After Hurricane Katrina some years ago, a man confessed on television, “Yesterday, I was a millionaire, today, I have nothing.” What he still had was life and that is the equating plane. While we have life, we are responsible for each other.
As I continue to put some focus on people with disabilities in preparation for 100 Thousand Poets for Change, I wish to highlight Angus. We all know him from outside of M&C on Bridge Street in Castries. I have a lot of admiration for Angus. Despite his disability for years, he has been coming out to set up his tray in front of the business establishment.
Angus is not the happiest of people as he shares some of his miseries with you, if you have the time and patience to listen. The one thing I know is that he is trying to get an apartment in the CDC in the city. So I write this article so that the people in the know can be aware. People like Hon. Sarah Flood-Beaubrin, the disability council (if we have one), Ministry of Planning or HUDC — or whoever is responsible for rental of the CDC apartments.
Transportation can be very expensive for Angus on any given day as he lives a bit off-route at City Gate in La Clery. He told me that he has to pay the bus drivers $10 to get out of his home and $10 get back home. This is just the start of his distress.
I remember one night while I was passing through town, sun almost set, seeing Angus out on the streets in Castries. At the time, he lived at Bishop’s Gap, Marchand. That was quite a reflection on our society. No one was moved with compassion to push Angus home. We have become a very busy people.

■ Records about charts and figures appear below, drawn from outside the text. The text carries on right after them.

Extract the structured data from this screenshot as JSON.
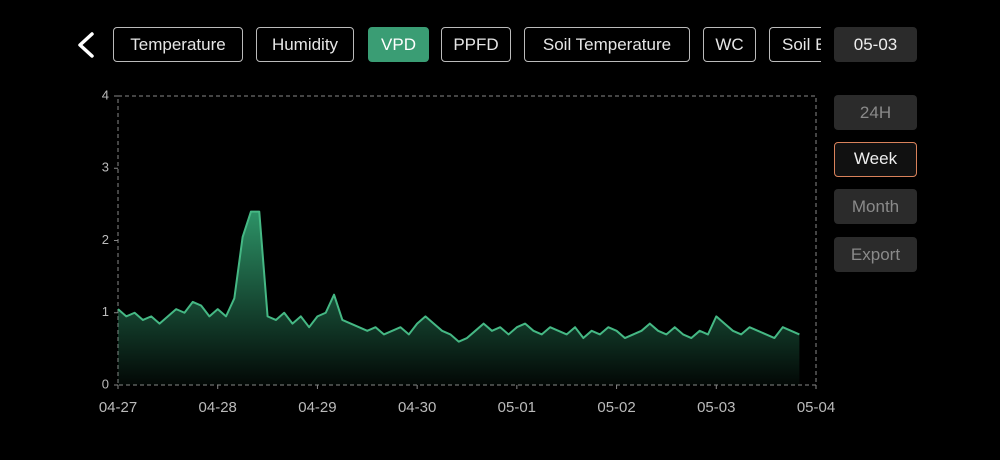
{
  "tabs": [
    "Temperature",
    "Humidity",
    "VPD",
    "PPFD",
    "Soil Temperature",
    "WC",
    "Soil E"
  ],
  "date": "05-03",
  "ranges": [
    "24H",
    "Week",
    "Month",
    "Export"
  ],
  "chart_data": {
    "type": "area",
    "color": "#45b884",
    "x": [
      0,
      2,
      4,
      6,
      8,
      10,
      12,
      14,
      16,
      18,
      20,
      22,
      24,
      26,
      28,
      30,
      32,
      34,
      36,
      38,
      40,
      42,
      44,
      46,
      48,
      50,
      52,
      54,
      56,
      58,
      60,
      62,
      64,
      66,
      68,
      70,
      72,
      74,
      76,
      78,
      80,
      82,
      84,
      86,
      88,
      90,
      92,
      94,
      96,
      98,
      100,
      102,
      104,
      106,
      108,
      110,
      112,
      114,
      116,
      118,
      120,
      122,
      124,
      126,
      128,
      130,
      132,
      134,
      136,
      138,
      140,
      142,
      144,
      146,
      148,
      150,
      152,
      154,
      156,
      158,
      160,
      162,
      164
    ],
    "values": [
      1.05,
      0.95,
      1.0,
      0.9,
      0.95,
      0.85,
      0.95,
      1.05,
      1.0,
      1.15,
      1.1,
      0.95,
      1.05,
      0.95,
      1.2,
      2.05,
      2.4,
      2.4,
      0.95,
      0.9,
      1.0,
      0.85,
      0.95,
      0.8,
      0.95,
      1.0,
      1.25,
      0.9,
      0.85,
      0.8,
      0.75,
      0.8,
      0.7,
      0.75,
      0.8,
      0.7,
      0.85,
      0.95,
      0.85,
      0.75,
      0.7,
      0.6,
      0.65,
      0.75,
      0.85,
      0.75,
      0.8,
      0.7,
      0.8,
      0.85,
      0.75,
      0.7,
      0.8,
      0.75,
      0.7,
      0.8,
      0.65,
      0.75,
      0.7,
      0.8,
      0.75,
      0.65,
      0.7,
      0.75,
      0.85,
      0.75,
      0.7,
      0.8,
      0.7,
      0.65,
      0.75,
      0.7,
      0.95,
      0.85,
      0.75,
      0.7,
      0.8,
      0.75,
      0.7,
      0.65,
      0.8,
      0.75,
      0.7
    ],
    "xlim": [
      0,
      168
    ],
    "xticks": [
      {
        "value": 0,
        "label": "04-27"
      },
      {
        "value": 24,
        "label": "04-28"
      },
      {
        "value": 48,
        "label": "04-29"
      },
      {
        "value": 72,
        "label": "04-30"
      },
      {
        "value": 96,
        "label": "05-01"
      },
      {
        "value": 120,
        "label": "05-02"
      },
      {
        "value": 144,
        "label": "05-03"
      },
      {
        "value": 168,
        "label": "05-04"
      }
    ],
    "ylim": [
      0,
      4
    ],
    "yticks": [
      0,
      1,
      2,
      3,
      4
    ]
  }
}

In last week’s article, I did say that a lot of us live to satisfy societal pressure and for some of us it would be demeaning to push a disabled person on a wheelchair home, passing through the middle of the city.
Angus was not born disabled. This is for all the people who walk the street strutting their chin above everybody else’s. The way you are born is not the way you die, so take a look in the mirror and do not think yourself more important than others.
To the politicians who like to manstipé on the poor and the vulnerable prior to elections, taking photos and mingling with them, this one needs your help now.
We are a collective. On September 30, let’s get ready to take a look in the mirror as we focus on people with special needs as Ponm Damou Kreations takes part in the global event, 100 Thousand Poets for Change.